Ça ressemble à un gros canular mais ça n’en n’est pas un. Des scientifiques ont réussi à dresser des vaches pour les faire uriner aux toilettes. Une expérience qui a un vrai but environnemental et qui intéresse au plus haut point les éleveurs du monde entier.
  • Que celui qui n’a jamais marché dans une bouse de vache en gambadant dans les prés lève le doigt. Car nos chers ruminants n’y vont pas de main morte en matière d’excréments. Sachant qu’une vache adulte mange chaque jour entre 60 à 80 kg d’herbe ou de fourrage et boit entre 50 et 100 litres d’eau, les déjections, forcément, sont conséquentes. En moyenne, une vache évacue quotidiennement 40 kilos de bouse et 50 litres d’urine.

    Urine et bouse, le mélange explosif

    Si les bouses laissées par les animaux dans les pâtures sont d'excellents fertilisants du sol et constituent la nourriture de nombreux insectes et micro-organismes, elles sont problématiques à haute dose car elles sont riches en azote. L’urine, elle, est nettement moins bénéfique. D'abord, lorsqu’elle stagne, elle endommage les sabots des vaches et l’azote qu’elle contient se décompose au fil du temps en deux substances problématiques : l'oxyde nitreux, un puissant gaz à effet de serre, et le nitrate, qui s'accumule dans le sol puis s'infiltre dans les rivières et les ruisseaux. Enfin, lorsque les déjections se mélangent, elles produisent de l’ammoniac, un gaz toxique tant pour les humains que pour les animaux.

    C’est pour cela que des chercheurs néo-zélandais et allemands ont décidé d’unir leurs compétences pour plancher sur le sujet.
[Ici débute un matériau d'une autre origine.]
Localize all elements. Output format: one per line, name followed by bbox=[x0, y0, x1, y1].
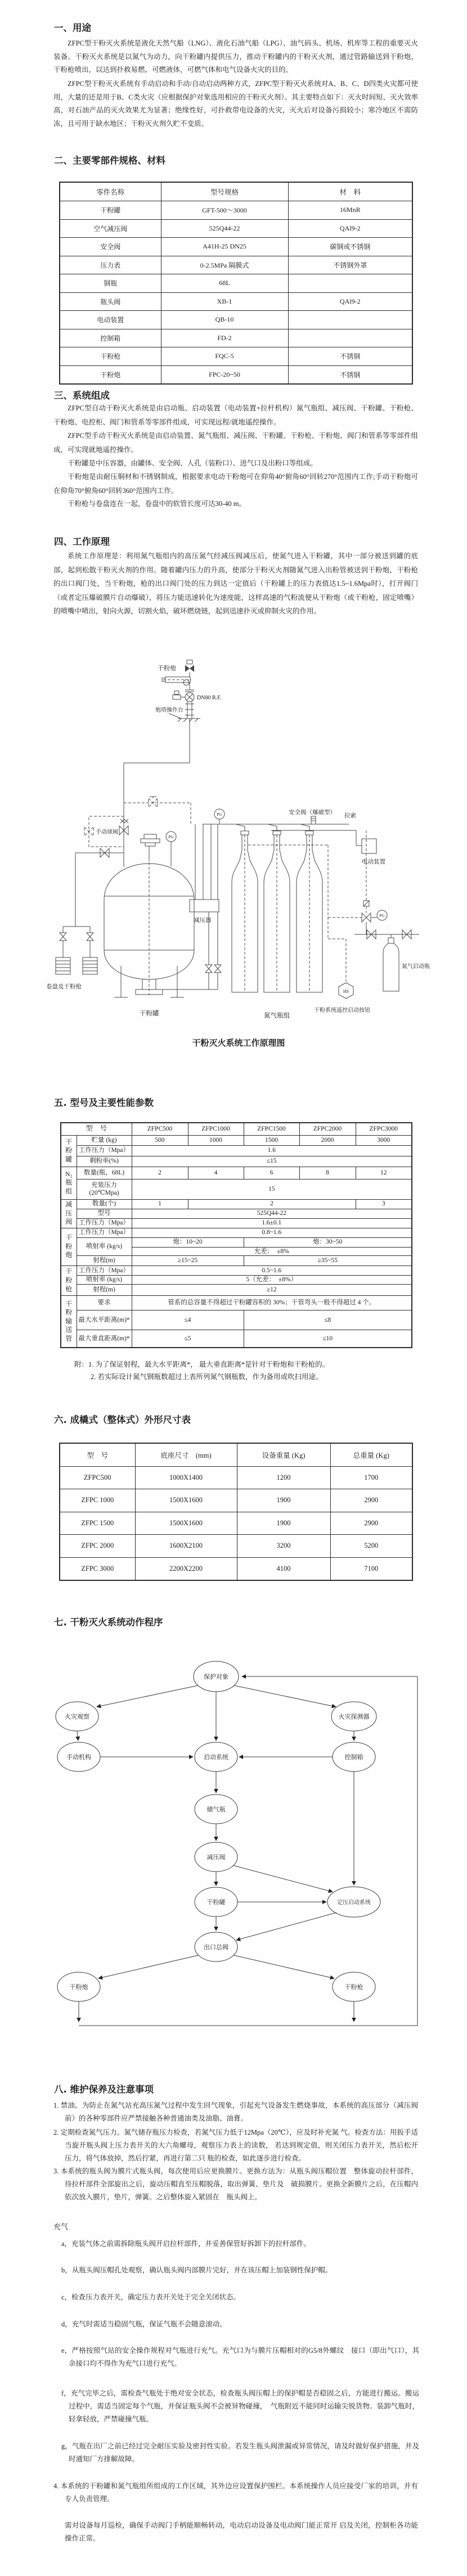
node-label: 储气瓶 bbox=[206, 1806, 226, 1813]
cell: 0.5~1.6 bbox=[132, 1266, 412, 1275]
header-model: ZFPC2000 bbox=[299, 1123, 356, 1135]
row-label: 最大垂直距离(m)* bbox=[77, 1330, 132, 1348]
cell: 2000 bbox=[299, 1135, 356, 1145]
node-label: 火灾观察 bbox=[65, 1714, 89, 1720]
row-label: 射程(m) bbox=[77, 1255, 132, 1266]
group-label-tank: 干粉罐 bbox=[61, 1135, 77, 1167]
charging-item-b: b，从瓶头阀压帽孔处观察，确认瓶头阀内部膜片完好，并在该压帽上加装钢性保护帽。 bbox=[61, 2266, 333, 2274]
charging-item-e: e，严格按照气站的安全操作规程对气瓶进行充气。充气口为与膜片压帽相对的G5/8外螺纹 接口（即出气口），其余接口均不得作为充气口进行充气。 bbox=[61, 2347, 419, 2367]
hs-text: HS bbox=[343, 989, 349, 994]
node-label: 火灾探测器 bbox=[338, 1714, 370, 1720]
row-label: 数量(瓶，68L) bbox=[77, 1167, 132, 1179]
cell: 干粉罐 bbox=[60, 201, 161, 220]
electric-device-label: 电动装置 bbox=[362, 859, 385, 865]
table-row bbox=[61, 1295, 412, 1310]
cell: 1.6±0.1 bbox=[132, 1218, 412, 1228]
cell bbox=[288, 329, 412, 347]
section-2-title: 二、主要零部件规格、材料 bbox=[54, 155, 165, 166]
safety-valve-label: 安全阀（爆破型） bbox=[289, 810, 336, 816]
table-row bbox=[61, 1275, 412, 1284]
cell: 6 bbox=[244, 1167, 299, 1179]
row-label: 数量(个) bbox=[77, 1199, 132, 1209]
platform-label: 炮塔操作台 bbox=[155, 707, 183, 713]
table-row bbox=[61, 1179, 412, 1199]
cell: 2 bbox=[132, 1167, 188, 1179]
node-label: 干粉枪 bbox=[344, 1984, 363, 1991]
col-header-base-size: 底座尺寸 (mm) bbox=[135, 1443, 237, 1466]
cell: 控制箱 bbox=[60, 329, 161, 347]
manual-ball-valve-label: 手动球阀 bbox=[96, 829, 118, 835]
system-schematic-diagram bbox=[0, 658, 467, 1079]
diagram-caption: 干粉灭火系统工作原理图 bbox=[192, 1039, 285, 1048]
table-row bbox=[60, 311, 412, 329]
col-header-total-weight: 总重量 (Kg) bbox=[330, 1443, 412, 1466]
cell: ≤10 bbox=[244, 1330, 412, 1348]
cell: ZFPC 1000 bbox=[60, 1489, 135, 1512]
cell: 碳钢或不锈钢 bbox=[288, 238, 412, 256]
hose-reel-icon bbox=[83, 957, 97, 974]
cell: 1500X1600 bbox=[135, 1489, 237, 1512]
cell: GFT-500～3000 bbox=[161, 201, 288, 220]
cell: 不锈钢 bbox=[288, 347, 412, 366]
section-3-paragraph-3: 干粉罐是中压容器，由罐体、安全阀、人孔（装粉口）、进气口及出粉口等组成。 bbox=[68, 459, 317, 467]
table-row bbox=[61, 1167, 412, 1179]
table-row bbox=[61, 1145, 412, 1156]
cell: 8 bbox=[299, 1167, 356, 1179]
cell: 1000 bbox=[188, 1135, 244, 1145]
row-label: 充装压力 (20℃Mpa) bbox=[77, 1179, 132, 1199]
row-label: 喷射率 (kg/s) bbox=[77, 1275, 132, 1284]
section-4-title: 四、工作原理 bbox=[54, 536, 110, 547]
cell: 2900 bbox=[330, 1489, 412, 1512]
table-row bbox=[61, 1237, 412, 1247]
header-model: ZFPC1000 bbox=[188, 1123, 244, 1135]
section-1-title: 一、用途 bbox=[54, 22, 91, 33]
cell: 2900 bbox=[330, 1512, 412, 1535]
cell: 1 bbox=[132, 1199, 188, 1209]
cell: ≤15 bbox=[132, 1156, 412, 1167]
cell: 1700 bbox=[330, 1466, 412, 1489]
table-row bbox=[61, 1199, 412, 1209]
col-header-material: 材 料 bbox=[288, 182, 412, 201]
node-label: 控制箱 bbox=[344, 1754, 363, 1761]
section-3-paragraph-2: ZFPC型手动干粉灭火系统是由启动装置、氮气瓶组、减压阀、干粉罐、干粉枪、干粉炮、阀门和管系等零部件组成，可实现就地遥控操作。 bbox=[53, 432, 418, 454]
header-model-label: 型 号 bbox=[61, 1123, 132, 1135]
cell: A41H-25 DN25 bbox=[161, 238, 288, 256]
node-label: 出口总阀 bbox=[204, 1944, 228, 1951]
cell bbox=[288, 274, 412, 293]
cell: 16MnR bbox=[288, 201, 412, 220]
table-note-1: 附：1. 为了保证射程，最大水平距离*， 最大垂直距离*是针对干粉炮和干粉枪的。 bbox=[74, 1361, 330, 1368]
table-row bbox=[61, 1330, 412, 1348]
header-model: ZFPC500 bbox=[132, 1123, 188, 1135]
section-3-title: 三、系统组成 bbox=[54, 390, 110, 401]
table-row bbox=[61, 1310, 412, 1330]
cell: 0.8~1.6 bbox=[132, 1228, 412, 1237]
row-label: 工作压力（Mpa） bbox=[77, 1145, 132, 1156]
node-label: 手动机构 bbox=[66, 1754, 91, 1761]
pg-text: PG bbox=[379, 914, 385, 918]
cable-label: 拉索 bbox=[344, 813, 356, 819]
cell: 钢瓶 bbox=[60, 274, 161, 293]
starter-bottle bbox=[383, 943, 399, 991]
table-row bbox=[61, 1156, 412, 1167]
row-label: 剩粉率(%) bbox=[77, 1156, 132, 1167]
cell: 允差： ±8% bbox=[132, 1247, 412, 1255]
electric-device-box bbox=[362, 839, 376, 853]
cell: 炮：30~50 bbox=[244, 1237, 412, 1247]
cell: 电动装置 bbox=[60, 311, 161, 329]
cell: ≥35~55 bbox=[244, 1255, 412, 1266]
cell: ≥15~25 bbox=[132, 1255, 244, 1266]
parts-spec-table bbox=[59, 182, 413, 385]
group-label-n2: N₂瓶组 bbox=[61, 1167, 77, 1199]
pg-text: PG bbox=[217, 812, 222, 817]
row-label: 工作压力（Mpa） bbox=[77, 1228, 132, 1237]
cell: 1.6 bbox=[132, 1145, 412, 1156]
table-row bbox=[60, 1512, 412, 1535]
cell: ZFPC 3000 bbox=[60, 1557, 135, 1580]
section-4-paragraph-1: 系统工作原理是：利用氮气瓶组内的高压氮气经减压阀减压后，使氮气进入干粉罐，其中一部分被送到罐的底部，起到松散干粉灭火剂的作用。随着罐内压力的升高，使部分干粉灭火剂随氮气进入出粉管被送到干粉炮，干粉枪的出口阀门处，当干粉炮，枪的出口阀门处的压力到达一定值后（干粉罐上的压力表值达1.5~1.6Mpa时），打开阀门（或者定压爆破膜片自动爆破），将压力能迅速转化为速度能，这样高速的气粉流便从干粉炮（或干粉枪，固定喷嘴）的喷嘴中喷出，射向火源，切割火焰，破坏燃烧链，起到迅速扑灭或抑制火灾的作用。 bbox=[53, 552, 418, 615]
row-label: 射程(m) bbox=[77, 1284, 132, 1295]
cell: 68L bbox=[161, 274, 288, 293]
cell: QAl9-2 bbox=[288, 292, 412, 311]
maintenance-item-3: 3. 本系统的瓶头阀为膜片式瓶头阀，每次使用后应更换膜片。更换方法为：从瓶头阀压帽位置 整体旋动拉杆部件，待拉杆部件全部旋出之后，旋动压帽直至压帽脱落，取出弹簧、垫片及 破损膜片。更换全新膜片之后，在压帽内依次放入膜片，垫片，弹簧。之后整体旋入紧固在 瓶头阀上。 bbox=[53, 2167, 418, 2201]
dimension-table bbox=[59, 1443, 413, 1581]
cell: FPC-20~50 bbox=[161, 365, 288, 384]
cell: 4100 bbox=[237, 1557, 330, 1580]
charging-item-c: c，检查压力表开关，确定压力表开关处于完全关闭状态。 bbox=[61, 2293, 241, 2301]
node-label: 干粉炮 bbox=[69, 1984, 88, 1991]
group-label-gun: 干粉枪 bbox=[61, 1266, 77, 1295]
table-row bbox=[60, 1535, 412, 1558]
cell: 3200 bbox=[237, 1535, 330, 1558]
charging-item-g: g，气瓶在出厂之前已经过完全耐压实验及密封性实验。若发生瓶头阀泄漏或异常情况，请及时做好保护措施，并及时通知厂方排解故障。 bbox=[61, 2442, 419, 2463]
node-label: 启动系统 bbox=[204, 1754, 228, 1761]
table-row bbox=[61, 1284, 412, 1295]
row-label: 最大水平距离(m)* bbox=[77, 1310, 132, 1330]
cell: 炮：10~20 bbox=[132, 1237, 244, 1247]
starter-bottle-label: 氮气启动瓶 bbox=[402, 964, 430, 970]
reducer-label: 减压器 bbox=[194, 918, 212, 924]
cell: 不锈钢 bbox=[288, 365, 412, 384]
table-header-row bbox=[60, 1443, 412, 1466]
table-row bbox=[60, 347, 412, 366]
cell: 干粉枪 bbox=[60, 347, 161, 366]
charging-item-d: d，充气时需适当稳固气瓶，保证气瓶不会随意滚动。 bbox=[61, 2320, 227, 2328]
reel-gun-label: 卷盘及干粉枪 bbox=[46, 984, 82, 990]
cell: 1500 bbox=[244, 1135, 299, 1145]
cell: FD-2 bbox=[161, 329, 288, 347]
table-row bbox=[60, 219, 412, 238]
action-flowchart bbox=[0, 1642, 467, 2041]
cell: 3000 bbox=[356, 1135, 412, 1145]
cell: ≤4 bbox=[132, 1310, 244, 1330]
cell: 5200 bbox=[330, 1535, 412, 1558]
cell: 干粉炮 bbox=[60, 365, 161, 384]
header-model: ZFPC1500 bbox=[244, 1123, 299, 1135]
row-label: 工作压力（Mpa） bbox=[77, 1266, 132, 1275]
row-label: 贮量 (kg) bbox=[77, 1135, 132, 1145]
section-6-title: 六. 成橇式（整体式）外形尺寸表 bbox=[54, 1414, 191, 1425]
charging-item-a: a，充装气体之前需拆除瓶头阀开启拉杆部件，并妥善保管好拆卸下的拉杆部件。 bbox=[61, 2240, 311, 2248]
table-row bbox=[61, 1266, 412, 1275]
maintenance-item-2: 2. 定期检查氮气压力。氮气储存瓶压力检查，若氮气压力低于12Mpa（20℃），应及时补充氮 气。检查方法：用扳手适当旋开瓶头阀上压力表开关的大六角螺母，观察压力表上的读数， 若达到规定值，则关闭压力表开关，然后松开压力，将气体放掉，然后拧紧，再进行第二只 瓶的检查，如此逐步进行检查。 bbox=[53, 2128, 418, 2162]
node-label: 干粉罐 bbox=[206, 1899, 226, 1906]
section-3-paragraph-1: ZFPC型自动干粉灭火系统是由启动瓶、启动装置（电动装置+拉杆机构）氮气瓶组、减压阀、干粉罐、干粉枪、干粉炮、电控柜、阀门和管系等零部件组成，可实现远程/就地遥控操作。 bbox=[53, 404, 418, 426]
table-header-row bbox=[60, 182, 412, 201]
node-label: 减压阀 bbox=[206, 1854, 226, 1861]
pg-text: PG bbox=[168, 835, 174, 839]
cell: 安全阀 bbox=[60, 238, 161, 256]
section-3-paragraph-5: 干粉枪与卷盘连在一起，卷盘中的软管长度可达30-40 m。 bbox=[68, 500, 246, 508]
table-header-row bbox=[61, 1123, 412, 1135]
col-header-model: 型号规格 bbox=[161, 182, 288, 201]
cell: 4 bbox=[188, 1167, 244, 1179]
cell: 0-2.5MPa 隔膜式 bbox=[161, 256, 288, 274]
maintenance-item-4: 4. 本系统的干粉罐和氮气瓶组所组成的工作区域，其外边应设置保护围栏。本系统操作人员应接受厂家的培训，并有专人负责管理。 bbox=[53, 2482, 418, 2503]
cell: 1900 bbox=[237, 1489, 330, 1512]
cell: ZFPC500 bbox=[60, 1466, 135, 1489]
cell: 500 bbox=[132, 1135, 188, 1145]
section-1-paragraph-1: ZFPC型干粉灭火系统是液化天然气船（LNG）、液化石油气船（LPG）、油气码头、机场、机库等工程的重要灭火装备。干粉灭火系统是以氮气为动力，向干粉罐内提供压力，推动干粉罐内的干粉灭火剂，通过管路输送到干粉炮，干粉枪喷出，以达到扑救易燃、可燃液体，可燃气体和电气设备火灾的目的。 bbox=[53, 39, 418, 74]
cell: 12 bbox=[356, 1167, 412, 1179]
cell: 1000X1400 bbox=[135, 1466, 237, 1489]
group-label-pipe: 干粉输送管 bbox=[61, 1295, 77, 1348]
section-7-title: 七. 干粉灭火系统动作程序 bbox=[54, 1617, 163, 1628]
cell: 1500X1600 bbox=[135, 1512, 237, 1535]
row-label: 工作压力（Mpa） bbox=[77, 1218, 132, 1228]
cell: QB-10 bbox=[161, 311, 288, 329]
cell: 不锈钢外罩 bbox=[288, 256, 412, 274]
cell: 1900 bbox=[237, 1512, 330, 1535]
charging-item-f: f，充气完毕之后，需检查气瓶处于绝对安全状态，检查瓶头阀压帽上的保护帽是否稳固之后，方能进行搬运。搬运过程中，需适当固定每个气瓶，并保证瓶头阀不会被异物碰撞， 气瓶附近不能同时运输尖锐货物。装卸气瓶时，轻拿轻放，严禁碰撞气瓶。 bbox=[61, 2389, 419, 2423]
n2-group-label: 氮气瓶组 bbox=[264, 1013, 290, 1019]
table-row bbox=[61, 1228, 412, 1237]
monthly-inspection-paragraph: 需对设备每月巡检，确保手动阀门手柄能顺畅转动，电动启动设备及电动阀门能正常开 启及关闭，控制柜各功能操作正常。 bbox=[65, 2521, 418, 2542]
section-3-paragraph-4: 干粉炮是由耐压铜材和不锈钢制成，根据要求电动干粉炮可在仰角40°俯角60°回转270°范围内工作;手动干粉炮可在仰角70°俯角60°回转360°范围内工作。 bbox=[53, 473, 418, 495]
remote-start-button-label: 干粉系统遥控启动按钮 bbox=[314, 1007, 370, 1014]
col-header-equip-weight: 设备重量 (Kg) bbox=[237, 1443, 330, 1466]
cell: 1200 bbox=[237, 1466, 330, 1489]
group-label-cannon: 干粉炮 bbox=[61, 1228, 77, 1266]
table-row bbox=[60, 365, 412, 384]
dn80-label: DN80 R.F. bbox=[197, 695, 222, 701]
maintenance-item-1: 1. 禁油。为防止在氮气站充高压氮气过程中发生回气现象，引起充气设备发生燃烧事故，本系统的高压部分（减压阀前）的各种零部件应严禁接触各种普通油类及油脂、油膏。 bbox=[53, 2102, 418, 2122]
section-8-title: 八. 维护保养及注意事项 bbox=[54, 2084, 154, 2095]
row-label: 要求 bbox=[77, 1295, 132, 1310]
cell: 管系的总容量不得超过干粉罐容积的 30%；干管弯头一般不得超过 4 个。 bbox=[132, 1295, 412, 1310]
tank-label: 干粉罐 bbox=[140, 1010, 159, 1017]
hose-reel-icon bbox=[56, 957, 70, 974]
table-row bbox=[60, 256, 412, 274]
cell: 空气减压阀 bbox=[60, 219, 161, 238]
charging-subheading: 充气 bbox=[53, 2222, 69, 2231]
row-label: 型号 bbox=[77, 1209, 132, 1218]
cell: 15 bbox=[132, 1179, 412, 1199]
section-5-title: 五. 型号及主要性能参数 bbox=[54, 1097, 154, 1108]
table-row bbox=[61, 1218, 412, 1228]
table-row bbox=[60, 329, 412, 347]
cell: QAl9-2 bbox=[288, 219, 412, 238]
cell: ≥12 bbox=[132, 1284, 412, 1295]
group-label-reducer: 减压阀 bbox=[61, 1199, 77, 1228]
cell: 瓶头阀 bbox=[60, 292, 161, 311]
row-label: 喷射率 (kg/s) bbox=[77, 1237, 132, 1255]
cell: 5（允差： ±8%） bbox=[132, 1275, 412, 1284]
col-header-part: 零件名称 bbox=[60, 182, 161, 201]
performance-table bbox=[60, 1122, 412, 1348]
table-row bbox=[60, 238, 412, 256]
cell: 525Q44-22 bbox=[161, 219, 288, 238]
table-note-2: 2. 若实际设计氮气钢瓶数超过上表所列氮气钢瓶数，作为备用或吹扫用途。 bbox=[91, 1373, 323, 1381]
cell: 525Q44-22 bbox=[132, 1209, 412, 1218]
cell: 压力表 bbox=[60, 256, 161, 274]
table-row bbox=[60, 201, 412, 220]
cell: XB-1 bbox=[161, 292, 288, 311]
cell: ≤5 bbox=[132, 1330, 244, 1348]
table-row bbox=[60, 1557, 412, 1580]
cell: 2 bbox=[188, 1199, 356, 1209]
cell: FQC-5 bbox=[161, 347, 288, 366]
table-row bbox=[61, 1135, 412, 1145]
cell: 2200X2200 bbox=[135, 1557, 237, 1580]
cannon-label: 干粉炮 bbox=[158, 665, 176, 672]
safety-valve-icon bbox=[311, 816, 316, 824]
cell bbox=[288, 311, 412, 329]
cell: ≤8 bbox=[244, 1310, 412, 1330]
table-row bbox=[61, 1209, 412, 1218]
node-label: 定压启动系统 bbox=[337, 1900, 371, 1906]
col-header-model: 型 号 bbox=[60, 1443, 135, 1466]
cell: 3 bbox=[356, 1199, 412, 1209]
table-row bbox=[60, 1466, 412, 1489]
cell: ZFPC 2000 bbox=[60, 1535, 135, 1558]
cell: 1600X2100 bbox=[135, 1535, 237, 1558]
table-row bbox=[60, 1489, 412, 1512]
header-model: ZFPC3000 bbox=[356, 1123, 412, 1135]
cell: ZFPC 1500 bbox=[60, 1512, 135, 1535]
cell: 7100 bbox=[330, 1557, 412, 1580]
node-label: 保护对象 bbox=[204, 1674, 228, 1680]
table-row bbox=[60, 292, 412, 311]
section-1-paragraph-2: ZFPC型干粉灭火系统有手动启动和手动/自动启动两种方式，ZFPC型干粉灭火系统对A、B、C、D四类火灾都可使用，大量的还是用于B、C类火灾（应根据保护对象选用相应的干粉灭火剂）。其主要特点如下：灭火时间短、灭火效率高，对石油产品的灭火效果尤为显著；绝缘性好，可扑救带电设备的火灾，灭火后对设备污损较小；寒冷地区不需防冻，且可用于缺水地区；干粉灭火剂久贮不变质。 bbox=[53, 80, 418, 128]
table-row bbox=[61, 1255, 412, 1266]
table-row bbox=[60, 274, 412, 293]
Et l’étude qu’ils ont publiée dans la revue Current Biology, si elle a de quoi faire sourire, est pourtant tout ce qu’il y a de plus sérieux.

    Pendant plusieurs semaines, les scientifiques ont dressé des veaux à se retenir quand ils avaient envie d'uriner et à le faire uniquement lorsqu’ils étaient placés plusieurs fois par jour dans un enclos à latrine. Lorsqu’ils y parvenaient, ils recevaient alors une récompense comme un bâton d’orge, dont ils raffolent.

    Les petits veaux meilleurs que les bambins

    « On supposait que les bovins ne sont pas capables de contrôler leurs selles ou leurs mictions. Mais comme de nombreux autres animaux, ils sont plutôt intelligents et s’adaptent aux changements. Alors pourquoi n'apprendraient-ils pas eux aussi à utiliser les toilettes ? On a tenté l’expérience et ça a marché. Les veaux ont appris la propreté plus vite que les enfants de 3 ans », atteste le chercheur allemand Jan Langbein, l’un des auteurs de l'étude.

    « En récupérant 80 % de l'urine de vache, on pourrait réduire les émissions liées à l'ammoniac de 56 % et si nous n’en recueillions que 10 ou 20%, cela suffirait à réduire considérablement les émissions de gaz à effet de serre et le lessivage des nitrates", explique pour sa part Douglas Elliffe, de l'université d'Auckland.

    Réconcilier élevage et environnement 

    L'oxyde nitreux issu de la décomposition des urines des bovidés, représente environ 5% des émissions de gaz à effet de serre dans le monde. En Nouvelle-Zélande, l'agriculture est à l'origine d'environ la moitié des émissions de gaz à effet de serre, principalement sous la forme de méthane et d'oxyde nitreux. De façon inhabituelle pour un pays développé, le méthane représente 43,5% des émissions du pays, soit presque autant que la quantité de dioxyde de carbone généré par les énergies fossiles, ce qui s'explique par le fait que l'économie repose en grande partie sur l'agriculture.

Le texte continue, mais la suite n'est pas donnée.